In a statement published on February 7th, 2020, S&P noted that the outlook is stable as Rwanda is expected to continue to achieve above-average real GDP growth and establish balance against risks of fiscal slippages and rising government debt.
S&P credit rating is used by sovereign wealth funds, pension funds, and other investors to gauge the creditworthiness of Rwanda thus having a big impact on the country’s borrowing costs. In the future, S&P predicts a raise in Rwanda’s rating if the economic growth materially outperforms.
In June 2018 however, S&P warned that debt held by state-owned enterprises (SOE) has rapidly increased over the past two years, and stood at about 6% of GDP and that it might lead to re-evaluate Rwanda’s ranking.

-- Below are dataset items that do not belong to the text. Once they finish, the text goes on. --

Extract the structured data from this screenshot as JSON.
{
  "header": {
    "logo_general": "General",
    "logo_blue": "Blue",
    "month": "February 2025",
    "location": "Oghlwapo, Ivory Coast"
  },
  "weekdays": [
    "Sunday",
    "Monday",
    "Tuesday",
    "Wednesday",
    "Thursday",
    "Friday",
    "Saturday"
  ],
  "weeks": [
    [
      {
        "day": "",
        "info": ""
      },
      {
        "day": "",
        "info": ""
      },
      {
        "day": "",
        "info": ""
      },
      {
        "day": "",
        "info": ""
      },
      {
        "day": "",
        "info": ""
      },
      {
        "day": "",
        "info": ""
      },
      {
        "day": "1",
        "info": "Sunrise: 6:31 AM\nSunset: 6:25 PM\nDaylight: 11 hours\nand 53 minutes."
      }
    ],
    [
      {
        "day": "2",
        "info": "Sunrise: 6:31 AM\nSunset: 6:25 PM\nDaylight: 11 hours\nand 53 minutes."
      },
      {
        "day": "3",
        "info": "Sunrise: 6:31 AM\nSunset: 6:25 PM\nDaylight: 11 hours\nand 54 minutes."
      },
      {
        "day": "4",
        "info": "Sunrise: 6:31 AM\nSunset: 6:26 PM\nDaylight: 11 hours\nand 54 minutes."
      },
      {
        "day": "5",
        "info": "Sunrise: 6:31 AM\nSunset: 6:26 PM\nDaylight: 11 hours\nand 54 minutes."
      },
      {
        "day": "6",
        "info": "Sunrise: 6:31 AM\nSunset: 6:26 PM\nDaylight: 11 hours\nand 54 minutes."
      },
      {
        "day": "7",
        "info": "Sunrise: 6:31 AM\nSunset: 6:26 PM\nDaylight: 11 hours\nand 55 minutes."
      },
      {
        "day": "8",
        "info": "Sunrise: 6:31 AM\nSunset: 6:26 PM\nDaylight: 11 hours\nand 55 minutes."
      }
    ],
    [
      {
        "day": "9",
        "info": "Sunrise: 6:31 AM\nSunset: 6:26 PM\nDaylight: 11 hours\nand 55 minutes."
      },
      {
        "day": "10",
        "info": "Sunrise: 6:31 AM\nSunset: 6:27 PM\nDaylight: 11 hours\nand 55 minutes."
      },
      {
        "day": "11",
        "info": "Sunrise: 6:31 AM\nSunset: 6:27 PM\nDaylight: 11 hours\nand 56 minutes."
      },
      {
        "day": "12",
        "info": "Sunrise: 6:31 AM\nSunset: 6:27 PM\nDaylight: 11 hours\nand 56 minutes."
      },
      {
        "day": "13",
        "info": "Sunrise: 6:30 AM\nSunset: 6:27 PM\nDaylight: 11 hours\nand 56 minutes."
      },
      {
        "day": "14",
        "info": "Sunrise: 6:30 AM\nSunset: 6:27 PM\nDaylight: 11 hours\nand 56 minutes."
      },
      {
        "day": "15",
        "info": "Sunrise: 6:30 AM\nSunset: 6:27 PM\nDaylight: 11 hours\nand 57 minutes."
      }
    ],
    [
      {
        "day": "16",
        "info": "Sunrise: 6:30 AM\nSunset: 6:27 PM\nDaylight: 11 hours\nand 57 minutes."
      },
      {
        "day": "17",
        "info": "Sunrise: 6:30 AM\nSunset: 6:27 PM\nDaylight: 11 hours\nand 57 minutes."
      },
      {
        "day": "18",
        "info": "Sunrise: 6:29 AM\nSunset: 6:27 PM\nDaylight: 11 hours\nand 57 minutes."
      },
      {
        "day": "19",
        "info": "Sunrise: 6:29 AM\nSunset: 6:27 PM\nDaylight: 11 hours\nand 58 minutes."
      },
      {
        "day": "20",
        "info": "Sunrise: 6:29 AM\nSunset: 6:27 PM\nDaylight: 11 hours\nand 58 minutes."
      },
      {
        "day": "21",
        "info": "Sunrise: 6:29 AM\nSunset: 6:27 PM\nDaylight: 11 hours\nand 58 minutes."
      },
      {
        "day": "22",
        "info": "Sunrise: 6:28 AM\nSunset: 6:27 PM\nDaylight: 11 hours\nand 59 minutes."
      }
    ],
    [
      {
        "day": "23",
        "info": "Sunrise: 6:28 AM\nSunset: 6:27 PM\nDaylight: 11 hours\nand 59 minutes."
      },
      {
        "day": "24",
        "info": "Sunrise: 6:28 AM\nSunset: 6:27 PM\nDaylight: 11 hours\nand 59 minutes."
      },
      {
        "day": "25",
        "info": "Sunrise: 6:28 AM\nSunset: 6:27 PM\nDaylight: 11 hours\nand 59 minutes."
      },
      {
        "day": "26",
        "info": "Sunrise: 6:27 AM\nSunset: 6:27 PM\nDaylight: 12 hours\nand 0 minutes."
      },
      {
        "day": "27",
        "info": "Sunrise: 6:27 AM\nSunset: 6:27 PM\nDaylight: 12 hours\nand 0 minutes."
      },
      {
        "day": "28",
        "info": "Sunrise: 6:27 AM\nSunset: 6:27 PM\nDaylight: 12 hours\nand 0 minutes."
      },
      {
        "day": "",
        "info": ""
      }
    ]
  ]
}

GDP growth in Rwanda is mostly driven by construction projects, constant improvement in the industry and service sectors as well as a trade which is backed up by a great performance from RwandAir, the carrier airline of Rwanda.
S&P predicts an increase in GDP by 7.7% every year from 2020 to 2023 due to the improvement in infrastructures, energy projects, stadiums, schools, health centers, and residential homes. In addition, an improvement in agriculture and industries is expected brought about by investment. The mining industry will also contribute to stimulating economic growth.
The positive outlook reflects S&P view that the upcoming pipeline of investment projects, along with higher exports and consumption, will drive strong medium-term growth prospects.
Analysts say B+ is a good economic indicator for Rwanda and that it will allow investors to assess the overall performance of the market in Rwanda.